Q: Who gave permission to access my property to prune my tree’s? How much will this cost?
A: Most power lines have an easement that allows the Utility access for maintenance of trees when necessary. Regardless of easement, the utility provides a public service and is required by law to provide electricity to everyone. This sometimes requires us to prune or remove trees even if they are located on private property. You will not be billed for this free service.
Q: Will brush and tree limbs be left in my yard?
A: All brush will be chipped and the area left clean. If larger limbs or trees are removed they are cut into manageable lengths and stacked.
Q: Can I hire someone else to do this tree trimming?
A: No. Nelson Tree Crews are line clearance professionals and are contracted by the power company. Most tree trimming companies are not trained for power line clearance jobs.
Q: Why was my tree cut back further from the power line than my neighbors?
A: Different species of trees grow at different rates. Your tree was most likely a fast growing species, while your neighbors was a slow growing species. In order to meet the projected growing cycle of the power company fast growing species are trimmed back further.
Q: Why does it seem like your employees do a lot of standing around?
A: Tree clearance around power lines is dangerous work. Our crews are trained and required by OSHA to spend a reasonable amount of time discussing a job before beginning. This assures that all proper safety precautions are taken to protect the crew and the public.
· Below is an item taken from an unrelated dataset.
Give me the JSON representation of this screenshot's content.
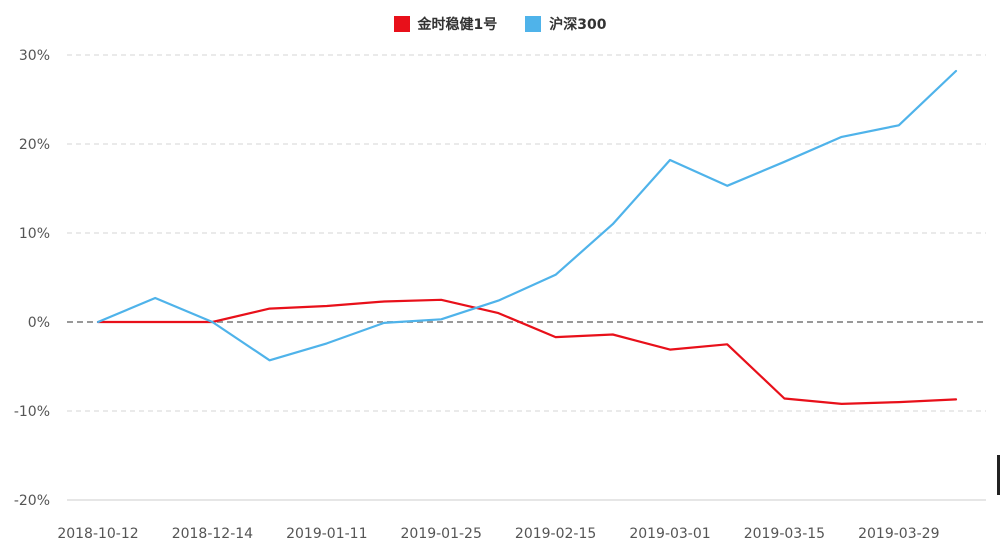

Crews may need to reassess the job as it progresses.
Q: What can I do to ensure power line safety on my property?
A: There are a few common sense things a homeowner can do to ensure power line safety. Do not place tree houses or play equipment near power lines. Keep children away from electrical equipment. If a power line does come down keep everyone away and contact the power company or call 911 immediately.
Q: How often do you prune the trees?
A: Most utilities plan their pruning on a regular cycle. These cycles vary depending on location, weather, tree growth rates and overall conditions around power lines. Pruning may be done more often in areas with longer growing seasons. Cycles may run anywhere from 1 to 6 years.
Q: What are the guidelines for planting trees near areas with power lines?
A: When planting trees make sure you allow ample room for the mature growth of the tree so that it won’t come into contact with power lines. Consult with a nursery expert to help determine the mature size of the tree you are planting.
Q: Can you top or prune the whole tree to give it a better shape?
A: Topping or rounding over is bad for the tree, often causing rapid growth back toward the power lines. We only prune the part of the tree that could affect the power lines.